Edição 9 - Port - Amazônia - Brazil

Há obras que se veem e outras que se sentem. As aquarelas de

Sonia Scalabrin pertencem à segunda categoria. Olhar para

elas não é apenas um ato de contemplação, mas um convite à

imersão em um universo onde a cor tem memória e a água,

espírito. Para a edição especial Amazônia da ArtNow Report,

mergulhamos no processo criativo desta artista que não pinta

a floresta, mas dialoga com ela em uma linguagem de

silêncios, fluxos e tons profundos.

A relação de Sonia com a arte é uma jornada de mais de

quatro décadas, consolidada por uma sensibilidade cromática

que transcende a representação. Mas é no encontro com a

Amazônia que sua poética visual ganha uma nova dimensão,

mais visceral e sagrada. Quando questionada sobre a cor da

alma amazônica, a artista a descreve não como um matiz, mas

como uma entidade: “um verde que brota das profundezas, que

se mistura às águas escuras e silenciosas, pulsando entre luz e

sombra, cor viva, densa cheia de mistério e vida.”

Essa percepção revela o cerne de seu trabalho: a arte como um

portal para o invisível. Em suas mãos, a aquarela, um meio que

exige entrega e aceitação, torna-se o veículo perfeito para

traduzir uma natureza que não se deixa domar. A água,

elemento central da técnica, conecta-se espiritualmente aos

rios da floresta. “Na aquarela, a água é essência que guia e

transporta sentimentos através dos pigmentos”, reflete Sonia,

“assim como os rios na floresta, que fluem livres, carregando

vida, revelando caminhos invisíveis e conectando tudo ao redor

com

suavidade,

força

e

mistério.”

Cada

pincelada

se

transforma em um gesto de comunhão com esse fluxo

sagrado.

A formação em Arteterapia oferece a Sonia um olhar que

enxerga

além

da

paisagem.

Para

ela,

a

Amazônia

é,

simultaneamente, fonte de cura e um ser que clama por

cuidado. Essa dualidade pulsa em sua obra. Ao pintar uma

onça, por exemplo, a artista não busca apenas a imagem, mas

a presença. “Na fluidez da água, a onça não é domada, aos

poucos ela se revela altiva e formosa transmitindo uma

sensação incrível de força e poder.” Foi um exercício de escuta,

de traduzir o silêncio e a força em pigmento e água.

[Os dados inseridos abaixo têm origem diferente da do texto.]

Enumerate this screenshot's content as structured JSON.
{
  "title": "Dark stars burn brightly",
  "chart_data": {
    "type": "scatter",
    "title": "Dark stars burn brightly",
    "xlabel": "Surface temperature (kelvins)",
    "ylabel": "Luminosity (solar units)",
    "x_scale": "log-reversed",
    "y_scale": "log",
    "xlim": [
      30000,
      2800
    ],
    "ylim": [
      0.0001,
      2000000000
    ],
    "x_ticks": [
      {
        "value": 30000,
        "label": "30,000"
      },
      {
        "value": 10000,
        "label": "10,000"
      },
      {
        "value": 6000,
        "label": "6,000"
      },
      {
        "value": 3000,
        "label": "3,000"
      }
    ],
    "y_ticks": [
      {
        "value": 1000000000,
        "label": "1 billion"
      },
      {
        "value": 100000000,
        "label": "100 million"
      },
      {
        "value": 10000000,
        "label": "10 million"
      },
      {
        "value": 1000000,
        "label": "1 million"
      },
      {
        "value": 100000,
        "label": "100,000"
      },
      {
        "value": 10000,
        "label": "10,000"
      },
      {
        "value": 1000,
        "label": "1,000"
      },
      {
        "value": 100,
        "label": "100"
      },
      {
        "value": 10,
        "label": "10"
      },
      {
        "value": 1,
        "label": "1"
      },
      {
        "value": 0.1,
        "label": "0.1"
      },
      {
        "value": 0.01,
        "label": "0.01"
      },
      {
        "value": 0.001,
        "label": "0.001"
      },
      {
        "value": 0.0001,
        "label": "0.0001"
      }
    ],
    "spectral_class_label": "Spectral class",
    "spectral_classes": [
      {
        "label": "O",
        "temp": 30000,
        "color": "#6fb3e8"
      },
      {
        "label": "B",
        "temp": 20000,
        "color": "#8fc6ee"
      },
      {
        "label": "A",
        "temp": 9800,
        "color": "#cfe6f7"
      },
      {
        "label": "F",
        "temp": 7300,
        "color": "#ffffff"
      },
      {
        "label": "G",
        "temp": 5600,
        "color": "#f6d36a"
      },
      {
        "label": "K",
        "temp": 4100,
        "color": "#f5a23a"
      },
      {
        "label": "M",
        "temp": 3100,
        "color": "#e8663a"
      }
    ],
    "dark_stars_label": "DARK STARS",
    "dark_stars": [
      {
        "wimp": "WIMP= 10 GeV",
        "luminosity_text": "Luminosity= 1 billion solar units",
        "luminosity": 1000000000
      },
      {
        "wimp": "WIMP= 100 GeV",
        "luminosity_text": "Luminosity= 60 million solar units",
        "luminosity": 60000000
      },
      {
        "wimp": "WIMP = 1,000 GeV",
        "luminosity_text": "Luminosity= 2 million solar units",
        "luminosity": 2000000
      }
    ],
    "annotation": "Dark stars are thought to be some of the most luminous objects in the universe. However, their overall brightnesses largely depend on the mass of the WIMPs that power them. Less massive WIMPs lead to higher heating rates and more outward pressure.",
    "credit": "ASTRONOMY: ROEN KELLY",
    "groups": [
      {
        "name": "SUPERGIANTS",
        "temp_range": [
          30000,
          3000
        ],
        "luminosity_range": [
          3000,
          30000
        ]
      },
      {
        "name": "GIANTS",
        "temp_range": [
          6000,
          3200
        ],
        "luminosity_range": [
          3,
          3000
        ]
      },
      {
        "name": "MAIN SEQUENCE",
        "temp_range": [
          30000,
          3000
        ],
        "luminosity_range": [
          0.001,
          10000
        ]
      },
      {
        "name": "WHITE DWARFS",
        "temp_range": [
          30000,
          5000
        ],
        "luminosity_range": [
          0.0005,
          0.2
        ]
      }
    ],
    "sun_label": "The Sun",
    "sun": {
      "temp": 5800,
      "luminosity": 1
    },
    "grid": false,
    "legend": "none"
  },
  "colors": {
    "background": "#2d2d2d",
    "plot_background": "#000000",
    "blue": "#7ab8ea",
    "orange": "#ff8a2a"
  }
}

Esse silêncio, aliás, é um dos grandes ensinamentos que a

floresta lhe deu. Não a ausência, mas "uma presença profunda",

povoada por sons sutis que se transformam em ritmo no

gestual de suas pinceladas. O farfalhar das folhas vira um traço

leve; o movimento do vento, uma mancha fluida; o canto dos

pássaros, uma vibração suave de cor.